I too have a bias, but in my case it favors natural medicine. But there is absolute evidence that dietary supplements do help PMS. In fact, it’s more than evidence, it’s proof. The Maclean’s article mentioned only herbs for PMS, but some of the best evidence for natural treatment of PMS is for nutritional supplements, not herbs: calcium, magnesium, and vitamin B6 supplements have all been found effective. As to claims about herbs, Vitex agnus castus (Chaste Tree Berry) and Hypericum perforatum (St. John’s Wort) have both been extensively studied and are somewhere between solidly proven and extremely promising for PMS symptoms. In Germany, medical doctors have made Vitex the leading prescription medication for PMS.
A holistic approach to any condition, including PMS and PMDD, involves multiple healing modalities.

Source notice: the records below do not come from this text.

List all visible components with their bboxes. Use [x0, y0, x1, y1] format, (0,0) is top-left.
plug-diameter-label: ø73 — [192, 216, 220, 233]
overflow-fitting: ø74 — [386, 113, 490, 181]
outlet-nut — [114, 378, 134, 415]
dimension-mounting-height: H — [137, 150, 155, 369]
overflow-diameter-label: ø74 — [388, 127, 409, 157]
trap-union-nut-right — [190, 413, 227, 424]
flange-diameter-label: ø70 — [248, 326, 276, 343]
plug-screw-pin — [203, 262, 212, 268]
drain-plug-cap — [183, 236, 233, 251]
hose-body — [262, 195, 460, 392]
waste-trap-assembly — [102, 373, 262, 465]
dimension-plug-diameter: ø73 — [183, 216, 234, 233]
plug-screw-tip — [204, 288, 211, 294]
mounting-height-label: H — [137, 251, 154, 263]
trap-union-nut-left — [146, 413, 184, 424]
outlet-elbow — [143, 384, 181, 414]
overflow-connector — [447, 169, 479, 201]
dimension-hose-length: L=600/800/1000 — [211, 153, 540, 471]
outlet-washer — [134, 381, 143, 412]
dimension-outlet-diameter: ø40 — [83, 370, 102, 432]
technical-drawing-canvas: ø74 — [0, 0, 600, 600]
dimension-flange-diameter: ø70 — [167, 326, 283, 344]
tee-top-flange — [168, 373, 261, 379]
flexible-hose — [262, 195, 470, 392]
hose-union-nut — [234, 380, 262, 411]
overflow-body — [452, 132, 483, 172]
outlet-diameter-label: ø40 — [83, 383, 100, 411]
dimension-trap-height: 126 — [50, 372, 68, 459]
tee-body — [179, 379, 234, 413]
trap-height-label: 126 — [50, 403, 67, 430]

This brings us to a major methodological problem with science as it is conventionally understood, and natural medicine. The gold standard of clinical trials is the double-blind, placebo-controlled, crossover study, which means that neither the patient nor the provider knows who is getting the real treatment. If this were the only way to glean useful information, though, we’d have no useful trials on food and diet, exercise, physical therapy, surgery, or any other intervention where one party knows who is getting the real treatment.
That brings us to another problem. The standard for concluding that a treatment works requires that the researchers be 95% certain that the result is not the result of random chance. That is a very high and difficult standard, one that only high-powered trials are likely to be able to meet: meaning, very expensive studies with hundreds or thousands of participants. This usually means that only large, well-funded (often by drug or medical device companies) studies can reach “statistical significance.”
The other problem with this approach is that it holds meaningful results hostage to an arbitrary statistical definition. If a treatment is studied in just 35 people, and results in a 50% improvement—their symptoms are half as severe as they were before the intervention—but the degree of certainty is only 75% rather than 95%, most researchers and medical commentators will say the treatment did nothing! Nothing! That, obviously, is throwing the baby out with the bathwater. Most of us would be happy to use a condition if we were 75% sure it would work to reduce our symptoms by half.
Finally, herbal and dietary supplements have a very low risk of side effects, and so shouldn’t be directly compared to drugs and devices that have a very steep risk of major problems. Most natural approaches, when used correctly, have side benefits instead of side effects.